Home > Design Patterns > Data Size Reduction

Data Size Reduction (Buhler, Erl, Khattak)

How can the size of the data be reduced to enable more cost effective storage and increased data movement mobility when faced with very large amounts of data?

Data Size Reduction

Problem

Storing increasingly large amounts of data inside a Big Data solution environment can quickly exhaust existing storage capacity, requiring frequent storage capacity expansion that leads to increased costs. On the other hand, transferring very large files inside a cluster can affect the overall data processing time.

Solution

Incoming raw data’s storage footprint is reduced before data is stored inside the Big Data platform.

Application

Acquired data is compressed either inflight in case of streaming data or after acquiring the dataset in case of batch data by applying compression techniques.

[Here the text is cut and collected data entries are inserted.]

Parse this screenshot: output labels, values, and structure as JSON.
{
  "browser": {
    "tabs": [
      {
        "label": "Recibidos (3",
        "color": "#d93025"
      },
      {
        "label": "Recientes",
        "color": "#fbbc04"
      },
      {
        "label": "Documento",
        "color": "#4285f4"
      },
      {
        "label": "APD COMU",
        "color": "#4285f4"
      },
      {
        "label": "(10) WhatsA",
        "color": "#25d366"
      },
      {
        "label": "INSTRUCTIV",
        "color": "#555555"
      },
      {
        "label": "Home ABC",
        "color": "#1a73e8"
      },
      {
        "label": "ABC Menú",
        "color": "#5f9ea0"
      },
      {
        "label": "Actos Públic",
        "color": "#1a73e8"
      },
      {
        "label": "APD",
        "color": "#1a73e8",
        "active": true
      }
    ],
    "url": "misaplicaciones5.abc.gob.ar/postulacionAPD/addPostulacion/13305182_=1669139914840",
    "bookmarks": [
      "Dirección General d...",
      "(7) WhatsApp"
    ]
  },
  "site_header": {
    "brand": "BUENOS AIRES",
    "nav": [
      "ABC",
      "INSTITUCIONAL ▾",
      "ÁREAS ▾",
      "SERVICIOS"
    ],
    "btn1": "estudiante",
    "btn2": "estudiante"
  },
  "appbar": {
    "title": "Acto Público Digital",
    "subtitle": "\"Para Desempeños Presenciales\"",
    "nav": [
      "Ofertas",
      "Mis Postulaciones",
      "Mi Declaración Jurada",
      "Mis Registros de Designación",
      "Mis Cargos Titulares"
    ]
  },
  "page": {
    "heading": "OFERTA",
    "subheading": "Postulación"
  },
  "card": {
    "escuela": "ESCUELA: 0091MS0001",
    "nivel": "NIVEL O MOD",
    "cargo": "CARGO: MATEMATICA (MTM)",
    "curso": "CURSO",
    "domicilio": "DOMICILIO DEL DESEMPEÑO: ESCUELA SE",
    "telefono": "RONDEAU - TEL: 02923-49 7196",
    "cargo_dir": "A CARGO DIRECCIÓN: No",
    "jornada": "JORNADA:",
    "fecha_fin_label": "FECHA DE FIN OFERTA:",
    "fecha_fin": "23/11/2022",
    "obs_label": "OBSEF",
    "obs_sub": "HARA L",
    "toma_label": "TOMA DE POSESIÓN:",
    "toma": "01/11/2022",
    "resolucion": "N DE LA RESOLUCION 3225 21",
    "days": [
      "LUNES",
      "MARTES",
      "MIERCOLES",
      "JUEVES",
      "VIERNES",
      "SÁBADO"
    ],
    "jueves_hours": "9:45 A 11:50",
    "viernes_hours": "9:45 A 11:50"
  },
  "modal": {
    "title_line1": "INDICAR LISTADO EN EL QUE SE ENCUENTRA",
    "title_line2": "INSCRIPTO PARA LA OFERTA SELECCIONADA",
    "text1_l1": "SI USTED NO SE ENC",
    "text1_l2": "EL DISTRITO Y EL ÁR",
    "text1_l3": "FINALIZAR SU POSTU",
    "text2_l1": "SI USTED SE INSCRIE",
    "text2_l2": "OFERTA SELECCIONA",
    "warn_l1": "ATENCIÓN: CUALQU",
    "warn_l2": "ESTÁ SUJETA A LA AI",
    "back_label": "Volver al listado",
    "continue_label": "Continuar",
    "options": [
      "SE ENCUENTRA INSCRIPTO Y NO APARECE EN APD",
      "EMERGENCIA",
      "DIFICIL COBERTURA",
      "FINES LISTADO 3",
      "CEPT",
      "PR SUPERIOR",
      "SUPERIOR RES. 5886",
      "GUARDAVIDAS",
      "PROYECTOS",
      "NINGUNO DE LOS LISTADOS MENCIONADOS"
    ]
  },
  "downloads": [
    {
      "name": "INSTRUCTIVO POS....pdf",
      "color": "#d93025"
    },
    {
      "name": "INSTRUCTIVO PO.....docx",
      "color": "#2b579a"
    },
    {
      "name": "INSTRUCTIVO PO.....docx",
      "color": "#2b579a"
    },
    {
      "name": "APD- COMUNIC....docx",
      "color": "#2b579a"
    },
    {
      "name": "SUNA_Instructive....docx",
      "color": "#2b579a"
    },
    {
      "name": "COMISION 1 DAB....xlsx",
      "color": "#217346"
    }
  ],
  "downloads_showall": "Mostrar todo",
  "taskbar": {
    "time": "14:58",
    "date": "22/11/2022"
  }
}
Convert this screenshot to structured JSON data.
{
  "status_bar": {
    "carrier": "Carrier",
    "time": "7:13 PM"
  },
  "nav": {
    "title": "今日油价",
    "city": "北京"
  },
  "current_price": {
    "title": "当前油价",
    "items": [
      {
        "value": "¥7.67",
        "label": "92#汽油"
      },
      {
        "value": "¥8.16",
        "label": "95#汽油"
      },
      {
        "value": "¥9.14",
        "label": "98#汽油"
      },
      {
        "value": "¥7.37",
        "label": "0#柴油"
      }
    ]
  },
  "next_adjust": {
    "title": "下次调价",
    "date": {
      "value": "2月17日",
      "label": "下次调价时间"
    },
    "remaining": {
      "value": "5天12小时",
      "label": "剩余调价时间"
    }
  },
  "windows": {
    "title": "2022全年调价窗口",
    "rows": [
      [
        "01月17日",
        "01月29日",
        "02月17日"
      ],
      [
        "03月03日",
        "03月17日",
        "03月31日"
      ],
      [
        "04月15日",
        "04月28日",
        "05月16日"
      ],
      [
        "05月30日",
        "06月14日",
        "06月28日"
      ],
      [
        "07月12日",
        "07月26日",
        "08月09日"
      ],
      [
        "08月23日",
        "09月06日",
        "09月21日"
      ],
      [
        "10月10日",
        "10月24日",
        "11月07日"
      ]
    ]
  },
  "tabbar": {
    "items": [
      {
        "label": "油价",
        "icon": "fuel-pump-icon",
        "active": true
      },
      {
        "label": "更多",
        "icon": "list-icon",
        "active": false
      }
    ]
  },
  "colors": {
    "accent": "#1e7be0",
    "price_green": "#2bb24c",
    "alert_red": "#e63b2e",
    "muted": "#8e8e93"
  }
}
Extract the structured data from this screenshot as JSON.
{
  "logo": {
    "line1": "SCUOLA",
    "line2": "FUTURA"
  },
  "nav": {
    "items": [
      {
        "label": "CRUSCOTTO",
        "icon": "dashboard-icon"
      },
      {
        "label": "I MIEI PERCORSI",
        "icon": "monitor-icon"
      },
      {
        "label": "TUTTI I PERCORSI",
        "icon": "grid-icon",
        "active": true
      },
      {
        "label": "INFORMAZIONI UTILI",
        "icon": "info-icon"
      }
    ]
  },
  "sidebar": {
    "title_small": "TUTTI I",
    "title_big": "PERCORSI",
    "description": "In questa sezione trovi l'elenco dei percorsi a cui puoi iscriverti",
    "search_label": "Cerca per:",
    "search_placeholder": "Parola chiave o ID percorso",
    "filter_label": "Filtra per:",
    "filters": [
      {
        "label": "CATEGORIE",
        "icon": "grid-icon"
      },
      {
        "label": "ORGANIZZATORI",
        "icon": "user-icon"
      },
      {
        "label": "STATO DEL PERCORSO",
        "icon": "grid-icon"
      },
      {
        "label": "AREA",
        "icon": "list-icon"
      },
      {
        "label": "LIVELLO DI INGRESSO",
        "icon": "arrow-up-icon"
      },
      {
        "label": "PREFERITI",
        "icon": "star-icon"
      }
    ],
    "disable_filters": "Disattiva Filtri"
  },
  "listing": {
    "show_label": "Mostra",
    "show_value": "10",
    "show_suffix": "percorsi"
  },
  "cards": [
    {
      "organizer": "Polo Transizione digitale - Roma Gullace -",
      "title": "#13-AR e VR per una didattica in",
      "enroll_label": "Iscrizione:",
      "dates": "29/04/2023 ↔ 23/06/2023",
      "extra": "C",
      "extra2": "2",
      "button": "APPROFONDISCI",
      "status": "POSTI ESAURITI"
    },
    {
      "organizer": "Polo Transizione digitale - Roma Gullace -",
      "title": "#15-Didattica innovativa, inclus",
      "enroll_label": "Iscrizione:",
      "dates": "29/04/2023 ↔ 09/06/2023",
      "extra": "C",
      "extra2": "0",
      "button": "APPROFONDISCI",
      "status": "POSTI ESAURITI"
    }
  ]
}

A compression engine mechanism is introduced within the Big Data platform that works closely with the data transfer engine to compress data as it is acquired. In other circumstances, already acquired data can be processed to create a reduced-size dataset, or the output from the processing engine can be configured to be compressed automatically.

The application of this pattern requires some attention as incorrect application may increase overall data processing time and be a waste of processing resources. This requires the use of an efficient compression engine that requires fewer processing cycles to compress and decompress data but at the same time provides an optimum reduction in the dataset size. A compression engine that provides more compression requires more computing power and time and vice-versa.

Data Size Reduction: A component is added to the Big Data platform that reduces the size of the data before it is saved to the storage device. This not only keeps the storage cost low but further facilitates faster data movement within the cluster, which helps achieve quicker processing of data.

A component is added to the Big Data platform that reduces the size of the data before it is saved to the storage device. This not only keeps the storage cost low but further facilitates faster data movement within the cluster, which helps achieve quicker processing of data.

In the preceding diagram, with a reasonable amount of data acquisition, the IT spending only increases slightly with the passage of time. As the amount of acquired data increases exponentially, there is a tendency for the IT spending to increase exponentially as well. However, the storage capacity does not need to be increased proportionally if a data compression engine is introduced. As a result, the IT spending only increases slightly.